Appesi a un filo

Tutto ha inizio da un semplice invito, subito intuisco che ciò potrebbe rivelarsi interessante, ed infatti l’invito è accettato! Attraverso un breve tratto di mare su una barca dai classici colori bianco e blu oltremare, la profondità del mare è di qualche metro, mentre sul fondale sabbioso la Caulerpa prolifera la fa da padrona. Dopo circa dieci minuti approdiamo nella più nota, anzi notissima isoletta dello stagnone di Marsala. Gli “addetti ai lavori”  da più parti del mondo hanno già capito dove mi trovo; sono in un luogo fantastico, unico, pieno di storia, che fu fondato nell’ VIII sec a.C. da un popolo di navigatori e mercanti che diedero vita a un impero commerciale di grandi proporzioni attraverso il Mediterraneo. Avete capito bene mi trovo a  Mozia!

Attraverso un viale si raggiunge uno splendido caseggiato è il Museo G. Whitaker e quì una visita non può mancare. Gli oggetti provenienti dagli scavi in esposizione fanno bella mostra di sé già dai primi del 900; collezione di capolavori di valore inestimabile sono collocati all’interno di vetrine di legno verniciate di bianco con a fianco la didascalia dell’oggetto, anche fuori dalle vetrine sono situati altri reperti.

Tra tutto quasi nascosti in maniera molto discreta noto dei cubetti, sembrano ciotoli, posti lì  senza tanta importanza, eppure proprio essi con la loro funzione hanno portato avanti l’economia del luogo. Questi reperti emersi dagli scavi archeologici non sono altro che pesi per telai.

I telai erano costruzioni molto semplici la cui  intelaiatura in genere rettangolare era strutturata con assi di legno messi in posizione verticale, essi permettevano di tessere ovvero di intersecare due ordini di fili in orizzontale e in verticale.

I pesi in argilla (o in pietra) svolgevano la loro funzione appesi a un filo quello dell’ordito in modo tale da attuare una buona tensione. Così immagino le donne dell’epoca che erano intente attorno a questa preziosa “macchina” a tessere tele per i propri familiari o per chi per committenza li richiedeva e se poi piaceva dare il colore porpora al tessuto ecco che la colorazione si otteneva da un crostaceo il murex trunculus e il murex brandaris che si trovava in abbondanza nelle coste.
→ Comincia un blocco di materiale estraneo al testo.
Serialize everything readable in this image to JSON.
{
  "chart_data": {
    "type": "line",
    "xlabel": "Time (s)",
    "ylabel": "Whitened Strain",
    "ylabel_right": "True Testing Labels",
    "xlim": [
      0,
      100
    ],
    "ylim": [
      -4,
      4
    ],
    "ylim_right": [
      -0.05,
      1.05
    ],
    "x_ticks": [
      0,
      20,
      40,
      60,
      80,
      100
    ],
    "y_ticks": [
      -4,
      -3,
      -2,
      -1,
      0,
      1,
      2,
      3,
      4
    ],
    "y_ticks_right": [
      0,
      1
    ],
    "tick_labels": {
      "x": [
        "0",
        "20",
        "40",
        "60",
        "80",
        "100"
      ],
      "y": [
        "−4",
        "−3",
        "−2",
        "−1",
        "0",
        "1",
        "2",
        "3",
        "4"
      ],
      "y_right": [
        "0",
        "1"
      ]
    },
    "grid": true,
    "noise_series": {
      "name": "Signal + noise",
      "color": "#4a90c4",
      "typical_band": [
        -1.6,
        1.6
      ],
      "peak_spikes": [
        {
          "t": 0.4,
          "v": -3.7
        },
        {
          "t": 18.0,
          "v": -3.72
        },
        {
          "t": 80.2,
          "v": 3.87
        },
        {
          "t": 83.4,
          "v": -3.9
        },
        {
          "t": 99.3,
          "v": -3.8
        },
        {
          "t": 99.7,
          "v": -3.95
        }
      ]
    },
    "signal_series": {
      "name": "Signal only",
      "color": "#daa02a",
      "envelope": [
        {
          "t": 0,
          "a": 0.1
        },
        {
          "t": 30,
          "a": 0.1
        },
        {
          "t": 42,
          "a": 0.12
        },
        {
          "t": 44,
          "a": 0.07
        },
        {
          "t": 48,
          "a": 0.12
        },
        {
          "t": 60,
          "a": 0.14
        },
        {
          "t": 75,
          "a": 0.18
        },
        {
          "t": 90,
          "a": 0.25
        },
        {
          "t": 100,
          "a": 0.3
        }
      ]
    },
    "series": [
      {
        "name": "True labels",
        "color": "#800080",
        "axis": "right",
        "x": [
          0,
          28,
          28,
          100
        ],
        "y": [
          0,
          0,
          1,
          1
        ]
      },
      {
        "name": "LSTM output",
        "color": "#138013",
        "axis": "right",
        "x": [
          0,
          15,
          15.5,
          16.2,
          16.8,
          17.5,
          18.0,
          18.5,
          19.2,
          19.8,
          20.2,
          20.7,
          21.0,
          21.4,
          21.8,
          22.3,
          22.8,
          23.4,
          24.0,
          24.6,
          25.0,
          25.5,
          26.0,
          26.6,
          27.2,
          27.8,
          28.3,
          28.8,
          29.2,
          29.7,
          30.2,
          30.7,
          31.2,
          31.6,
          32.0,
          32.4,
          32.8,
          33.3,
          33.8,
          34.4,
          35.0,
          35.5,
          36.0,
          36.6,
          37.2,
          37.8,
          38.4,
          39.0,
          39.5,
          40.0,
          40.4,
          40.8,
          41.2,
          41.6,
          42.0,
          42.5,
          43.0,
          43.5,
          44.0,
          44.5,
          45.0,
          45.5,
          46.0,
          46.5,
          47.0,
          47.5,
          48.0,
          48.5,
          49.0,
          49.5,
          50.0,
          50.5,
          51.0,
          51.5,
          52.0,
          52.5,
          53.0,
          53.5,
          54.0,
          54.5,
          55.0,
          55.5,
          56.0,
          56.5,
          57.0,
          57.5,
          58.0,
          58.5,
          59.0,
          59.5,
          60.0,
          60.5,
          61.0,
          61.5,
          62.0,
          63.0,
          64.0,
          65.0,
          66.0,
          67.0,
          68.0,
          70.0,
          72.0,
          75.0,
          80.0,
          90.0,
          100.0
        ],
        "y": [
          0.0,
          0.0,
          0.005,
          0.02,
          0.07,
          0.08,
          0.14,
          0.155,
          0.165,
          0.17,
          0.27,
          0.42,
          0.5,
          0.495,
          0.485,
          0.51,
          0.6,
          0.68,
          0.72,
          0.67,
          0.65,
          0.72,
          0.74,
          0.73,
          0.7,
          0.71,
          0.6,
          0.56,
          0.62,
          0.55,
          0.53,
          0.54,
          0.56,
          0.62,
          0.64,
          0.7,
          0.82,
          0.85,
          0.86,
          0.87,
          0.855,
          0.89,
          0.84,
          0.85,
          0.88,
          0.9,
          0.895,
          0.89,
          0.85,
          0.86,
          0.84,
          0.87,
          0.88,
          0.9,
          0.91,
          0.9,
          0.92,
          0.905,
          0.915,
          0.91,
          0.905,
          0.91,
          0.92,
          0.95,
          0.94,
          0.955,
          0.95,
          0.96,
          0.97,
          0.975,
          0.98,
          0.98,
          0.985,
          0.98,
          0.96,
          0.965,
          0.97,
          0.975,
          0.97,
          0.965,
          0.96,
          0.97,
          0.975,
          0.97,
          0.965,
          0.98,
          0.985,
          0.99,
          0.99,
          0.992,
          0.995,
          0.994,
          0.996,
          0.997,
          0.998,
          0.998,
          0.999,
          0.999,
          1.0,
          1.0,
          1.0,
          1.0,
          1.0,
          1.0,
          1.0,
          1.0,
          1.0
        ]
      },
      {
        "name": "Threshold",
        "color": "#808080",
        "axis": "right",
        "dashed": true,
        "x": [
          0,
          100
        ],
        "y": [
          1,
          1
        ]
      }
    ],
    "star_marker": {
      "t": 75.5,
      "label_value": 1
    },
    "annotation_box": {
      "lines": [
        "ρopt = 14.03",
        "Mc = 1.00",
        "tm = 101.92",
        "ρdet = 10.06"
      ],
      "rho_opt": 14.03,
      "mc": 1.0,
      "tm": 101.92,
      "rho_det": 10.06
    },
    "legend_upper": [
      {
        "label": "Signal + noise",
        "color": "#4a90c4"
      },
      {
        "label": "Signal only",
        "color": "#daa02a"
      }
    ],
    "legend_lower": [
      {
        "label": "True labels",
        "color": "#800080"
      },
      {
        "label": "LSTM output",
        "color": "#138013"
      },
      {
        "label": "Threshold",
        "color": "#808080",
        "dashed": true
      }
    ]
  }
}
Sembra che i Fenici siano stati esperti abili nel confezionare tessuti anche ricamati tanto che la lavorazione artistica che producevano i loro telai era apprezzata in tutti i Paesi con cui essi commerciavano.

Il nome Motya dato dagli stessi Fenici a questo lembo di terra significa filanda quindi strettamente collegato alla presenza di numerose botteghe per la filatura e tessitura.

L’eccellenza dei lavori del popolo fenicio trovano riscontro addirittura nell’Iliade quando Omero enuncia di “stoffe variegate, operedi donne Sidonie che  Paride portò ad Elena dagli antichi natali“.